0

Aucun produit dans le panier

Select Page

BRUNO ROCUET

Un homme fou de son sport…

BRUNO ROCUET EST ISSU D’UN MILIEU MODESTE, BIEN LOIN DES CHEVAUX. AUJOURD’HUI, IL PORTE UN REGARD LUCIDE SUR CE PETIT APPARTEMENT DE DEUX PIÈCES, OÙ IL A GRANDI, AVEC SES DEUX FRÈRES CADETS, JUSQU’À L4ADOLESCENCE…

“CES SOUVENIRS RESTENT GRAVÉS EN MOI; ILS M’ONT FORGÉ…
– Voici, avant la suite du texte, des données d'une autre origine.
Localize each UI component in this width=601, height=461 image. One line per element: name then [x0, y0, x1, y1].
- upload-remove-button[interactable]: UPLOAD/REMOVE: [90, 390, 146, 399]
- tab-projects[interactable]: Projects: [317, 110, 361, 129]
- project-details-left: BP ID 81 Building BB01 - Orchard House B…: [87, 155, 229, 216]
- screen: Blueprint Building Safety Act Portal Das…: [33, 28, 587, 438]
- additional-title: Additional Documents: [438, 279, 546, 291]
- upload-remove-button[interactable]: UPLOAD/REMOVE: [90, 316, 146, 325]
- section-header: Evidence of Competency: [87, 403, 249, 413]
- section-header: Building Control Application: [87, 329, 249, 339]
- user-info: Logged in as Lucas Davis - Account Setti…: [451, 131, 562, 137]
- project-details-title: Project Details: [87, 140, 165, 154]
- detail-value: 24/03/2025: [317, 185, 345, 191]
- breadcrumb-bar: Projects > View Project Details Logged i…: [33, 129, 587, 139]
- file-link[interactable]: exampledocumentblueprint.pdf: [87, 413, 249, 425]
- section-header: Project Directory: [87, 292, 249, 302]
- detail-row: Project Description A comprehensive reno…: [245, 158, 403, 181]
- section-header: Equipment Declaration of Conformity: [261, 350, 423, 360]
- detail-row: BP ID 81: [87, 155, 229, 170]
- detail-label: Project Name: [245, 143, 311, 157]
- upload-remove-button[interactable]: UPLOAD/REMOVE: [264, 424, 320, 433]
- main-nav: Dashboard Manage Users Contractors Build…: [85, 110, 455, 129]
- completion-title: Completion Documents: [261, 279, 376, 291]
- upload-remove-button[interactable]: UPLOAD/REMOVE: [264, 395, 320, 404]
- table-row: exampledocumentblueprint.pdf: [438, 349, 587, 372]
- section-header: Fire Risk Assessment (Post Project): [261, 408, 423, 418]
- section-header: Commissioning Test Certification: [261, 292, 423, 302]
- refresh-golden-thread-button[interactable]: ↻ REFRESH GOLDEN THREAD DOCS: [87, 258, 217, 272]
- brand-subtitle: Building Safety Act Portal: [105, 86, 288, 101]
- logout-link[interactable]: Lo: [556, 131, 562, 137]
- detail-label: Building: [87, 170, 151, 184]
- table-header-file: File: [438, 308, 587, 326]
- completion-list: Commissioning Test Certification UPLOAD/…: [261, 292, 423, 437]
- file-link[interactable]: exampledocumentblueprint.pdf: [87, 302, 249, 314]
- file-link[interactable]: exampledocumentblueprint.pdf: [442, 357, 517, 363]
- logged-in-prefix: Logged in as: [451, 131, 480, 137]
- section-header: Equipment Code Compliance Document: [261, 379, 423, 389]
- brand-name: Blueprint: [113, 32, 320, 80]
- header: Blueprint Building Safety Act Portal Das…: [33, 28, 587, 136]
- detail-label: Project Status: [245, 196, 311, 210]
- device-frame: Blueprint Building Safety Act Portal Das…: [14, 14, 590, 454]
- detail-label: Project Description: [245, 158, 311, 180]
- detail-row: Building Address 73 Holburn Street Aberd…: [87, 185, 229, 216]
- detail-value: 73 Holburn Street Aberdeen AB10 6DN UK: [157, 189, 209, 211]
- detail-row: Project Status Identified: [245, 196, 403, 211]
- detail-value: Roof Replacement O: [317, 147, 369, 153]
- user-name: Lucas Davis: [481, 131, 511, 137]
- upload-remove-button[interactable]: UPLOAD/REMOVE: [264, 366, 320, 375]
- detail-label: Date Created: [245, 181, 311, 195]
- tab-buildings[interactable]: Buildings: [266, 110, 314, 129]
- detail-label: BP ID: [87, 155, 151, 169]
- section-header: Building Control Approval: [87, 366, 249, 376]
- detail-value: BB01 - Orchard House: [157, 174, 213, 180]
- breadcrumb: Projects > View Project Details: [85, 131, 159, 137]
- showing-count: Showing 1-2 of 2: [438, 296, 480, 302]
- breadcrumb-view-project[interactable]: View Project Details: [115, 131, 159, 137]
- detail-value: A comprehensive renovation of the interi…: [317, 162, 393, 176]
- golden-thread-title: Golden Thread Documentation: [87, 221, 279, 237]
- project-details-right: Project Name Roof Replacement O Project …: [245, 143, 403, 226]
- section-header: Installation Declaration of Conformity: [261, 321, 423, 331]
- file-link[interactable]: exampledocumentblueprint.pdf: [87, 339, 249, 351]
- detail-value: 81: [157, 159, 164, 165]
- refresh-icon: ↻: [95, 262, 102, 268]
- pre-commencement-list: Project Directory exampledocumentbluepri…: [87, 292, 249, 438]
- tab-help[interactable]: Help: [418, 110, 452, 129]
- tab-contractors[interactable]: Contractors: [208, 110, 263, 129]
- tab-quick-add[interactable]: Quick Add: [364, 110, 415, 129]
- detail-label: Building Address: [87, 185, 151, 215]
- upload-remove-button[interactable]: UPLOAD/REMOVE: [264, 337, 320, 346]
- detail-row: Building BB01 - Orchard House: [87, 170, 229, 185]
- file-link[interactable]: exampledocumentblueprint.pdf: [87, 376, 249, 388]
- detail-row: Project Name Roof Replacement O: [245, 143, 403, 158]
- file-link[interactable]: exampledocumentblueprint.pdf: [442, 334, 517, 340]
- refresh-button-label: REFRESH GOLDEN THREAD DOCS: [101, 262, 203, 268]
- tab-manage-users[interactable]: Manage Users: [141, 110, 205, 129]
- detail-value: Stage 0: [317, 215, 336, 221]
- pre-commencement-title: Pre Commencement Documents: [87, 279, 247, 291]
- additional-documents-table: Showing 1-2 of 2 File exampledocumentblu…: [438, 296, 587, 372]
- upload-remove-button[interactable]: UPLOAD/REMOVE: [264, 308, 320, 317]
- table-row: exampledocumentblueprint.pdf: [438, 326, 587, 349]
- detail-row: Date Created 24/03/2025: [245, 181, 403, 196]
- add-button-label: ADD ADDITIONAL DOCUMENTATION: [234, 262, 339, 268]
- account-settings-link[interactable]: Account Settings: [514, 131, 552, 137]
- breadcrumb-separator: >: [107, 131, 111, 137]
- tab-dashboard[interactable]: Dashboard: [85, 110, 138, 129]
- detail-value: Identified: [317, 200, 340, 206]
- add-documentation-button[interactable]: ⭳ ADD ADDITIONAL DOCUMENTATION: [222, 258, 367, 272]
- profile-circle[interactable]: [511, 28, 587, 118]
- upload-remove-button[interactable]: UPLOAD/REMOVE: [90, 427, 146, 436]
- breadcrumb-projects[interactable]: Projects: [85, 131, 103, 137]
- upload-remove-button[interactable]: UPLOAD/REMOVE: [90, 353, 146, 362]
Bruno Rocuet est issu d’un milieu modeste, bien loin du monde des chevaux. Aujourd’hui, il porte un regard lucide sur ce petit appartement de deux pièces, où il a grandi, avec ses deux frères cadets, jusqu’à l’adolescence. Il n’oublie pas non plus ces frissons qui le traversaient, chaque fois qu’il passait devant la pancarte d’un club hippique, avec ce ressenti si puissant qui vous attrape, et que vous n’expliquez pas forcément. Il y avait bien ce grand-père maternel, commerçant dans l’âme, qui achetait et revendait vaches et chevaux au gré des foires. Peut-être Bruno avait-il, inconsciemment, hérité de cet esprit marchand. Avec la force des gens passionnés, malgré son jeune âge, il enchaîne les travaux pénibles, comme laver les trains, la nuit, dans sa ville natale de Quimper, pour acheter un ticket de bus, et s’offrir ses premières leçons au centre équestre voisin. Il sympathise avec les jeunes de sa génération, qui l’accueillent, comme un nouveau membre de leur famille. Bruno est le copain passionné, parfois le groom, et il assiste aux premières compétitions de ses camarades, comme simple spectateur certes, mais toujours émerveillé ! A la maison pourtant, les disputes étaient fréquentes. Sa mère, qui imaginait pour son fils une carrière de contrôleur-laitier, répète sans cesse : « Bruno, tu dois finir tes études, cette vie n’est pas pour toi ! ». Il y avait un tel décalage entre le monde ouvrier de ses parents et l’univers équestre qu’il découvrait. Et il aura fallu laisser passer beaucoup de temps avant que cela ne change. Un jour, un mariage, un fils entouré de sa future femme, de ses deux enfants et de tous ses amis… et les quelques mots d’une mère, que Bruno espérait secrètement depuis si longtemps : « Je sais à quel point nous ne t’avons pas incité à être celui que tu es devenu, mais aujourd’hui je suis tellement fière de toi ».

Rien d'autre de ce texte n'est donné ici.